Recently, Professor Li Ming from the School of Medicine and Pharmacy, in collaboration with Professor Li Xuechen from the University of Hong Kong and Professor Chen Sheng from the Hong Kong Polytechnic University, has made significant progress in the synthesis of capsular oligosaccharides from Campylobacter jejuni and the evaluation of their immunogenicity. Their research findings, titled “Synthesis of Campylobacter jejuni Capsular Oligosaccharides and Identification of a Potential O-Antigen against Campylobacteriosis,” have been published in the internationally renowned journal Science Advances.

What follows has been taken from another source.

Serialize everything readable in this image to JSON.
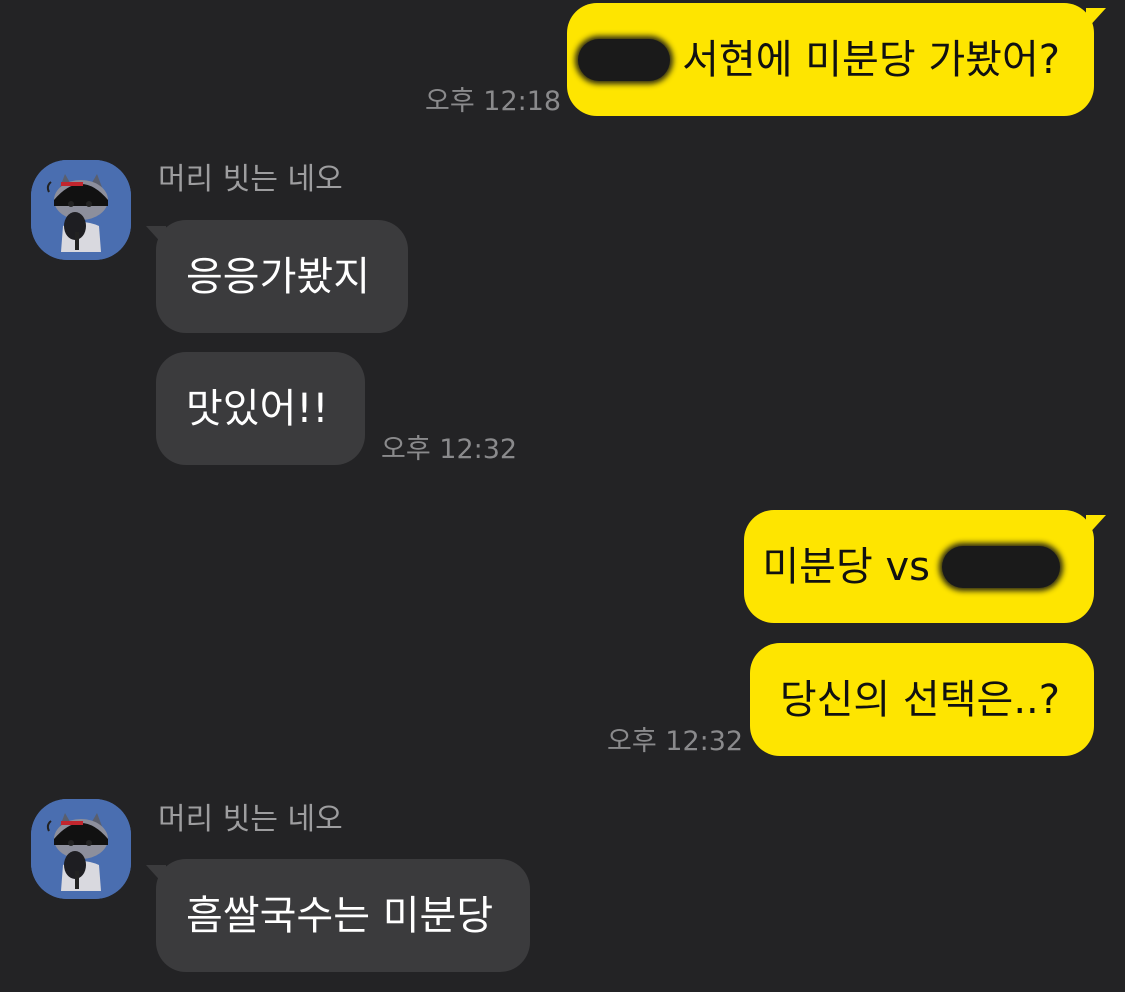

The capsular polysaccharide of Campylobacter jejuni features a unique and rare heptose structure, the key virulence factor for the bacterium's infection. It can also be developed and applied as a potential antigen for novel antibacterial glyco-conjugate vaccines. According to statistics, the serotype HS:4 is the most common strain causing Campylobacter jejuni infections. The research team targeted the capsular polysaccharide derived from Campylobacter jejuni CG8486 (HS:4) to conduct precise synthesis of the capsular oligosaccharides and evaluate their immunogenicity.

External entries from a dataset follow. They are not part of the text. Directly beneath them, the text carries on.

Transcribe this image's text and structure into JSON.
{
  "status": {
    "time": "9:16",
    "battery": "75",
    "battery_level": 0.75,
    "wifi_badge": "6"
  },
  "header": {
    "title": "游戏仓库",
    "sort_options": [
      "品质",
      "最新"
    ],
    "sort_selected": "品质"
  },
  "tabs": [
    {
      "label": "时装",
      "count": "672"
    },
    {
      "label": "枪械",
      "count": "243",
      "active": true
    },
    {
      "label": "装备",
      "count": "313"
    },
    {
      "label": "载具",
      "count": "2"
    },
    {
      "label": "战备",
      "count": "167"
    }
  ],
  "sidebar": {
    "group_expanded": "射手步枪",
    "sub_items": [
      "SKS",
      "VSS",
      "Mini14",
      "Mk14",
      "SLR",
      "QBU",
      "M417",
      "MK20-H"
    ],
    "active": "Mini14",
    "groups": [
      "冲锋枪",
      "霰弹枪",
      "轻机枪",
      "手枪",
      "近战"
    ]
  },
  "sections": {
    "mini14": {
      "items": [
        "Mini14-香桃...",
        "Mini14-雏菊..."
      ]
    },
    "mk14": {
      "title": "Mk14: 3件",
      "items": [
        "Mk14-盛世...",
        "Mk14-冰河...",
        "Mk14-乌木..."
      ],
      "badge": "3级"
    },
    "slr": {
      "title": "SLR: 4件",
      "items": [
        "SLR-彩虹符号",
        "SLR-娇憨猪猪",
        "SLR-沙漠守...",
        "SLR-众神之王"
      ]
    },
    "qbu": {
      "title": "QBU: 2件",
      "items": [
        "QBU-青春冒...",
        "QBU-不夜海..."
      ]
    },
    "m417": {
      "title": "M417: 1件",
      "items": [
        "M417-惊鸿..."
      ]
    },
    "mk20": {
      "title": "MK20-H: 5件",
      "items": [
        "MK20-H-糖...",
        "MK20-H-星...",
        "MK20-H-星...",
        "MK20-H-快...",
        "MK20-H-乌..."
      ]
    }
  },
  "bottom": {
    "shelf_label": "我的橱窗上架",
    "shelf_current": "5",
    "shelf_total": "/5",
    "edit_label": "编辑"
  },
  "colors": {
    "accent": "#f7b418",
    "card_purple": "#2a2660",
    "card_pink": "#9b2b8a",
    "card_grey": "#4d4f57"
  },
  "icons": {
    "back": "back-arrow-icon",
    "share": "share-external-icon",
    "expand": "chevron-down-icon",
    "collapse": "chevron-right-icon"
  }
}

In 2021, the research team successfully completed the total synthesis of the hexasaccharide from Campylobacter jejuni CG8486 for the first time (J. Am. Chem. Soc. 2021, 143, 11171-11179). Following this significant achievement, the team developed a universal and precise synthesis strategy for the β-D-Aldose glycosidic bond using gold(I)-catalyzed ortho-alkynyl benzoate glycosylation reactions. This strategy is applicable to a variety of alcohol acceptors and four types of Aldose donors (α-D-6-deoxy-aldopentose, α-D-aldose, and D-/L-glycerol-type α-D-aldopentose), enabling stereoselective β-glycosylation reactions. Ultimately, the team achieved multi-gram scale preparation of the key capsular disaccharide repeating unit from the CG8486 strain, as well as efficient assembly of disaccharides, tetrasaccharides, hexasaccharides, and octasaccharides. The researchers precisely synthesized four types of glycoprotein complexes (Di-CRM197, Tetra-CRM197, Hexa-CRM197, and Octa-CRM197), and conducted a systematic immunological evaluation. The results indicated that the glycoprotein complex Di-CRM197 exhibited similar immunogenicity to other protein complexes, suggesting that the structurally simplest disaccharide could serve as the minimal antigenic epitope for the development of vaccines against Campylobacter jejuni. This study not only established a universal method for the efficient synthesis of oligosaccharides containing β-D-Aldose units, but also laid a solid foundation for the development of glyco-conjugate vaccines to prevent Campylobacter jejuni infections.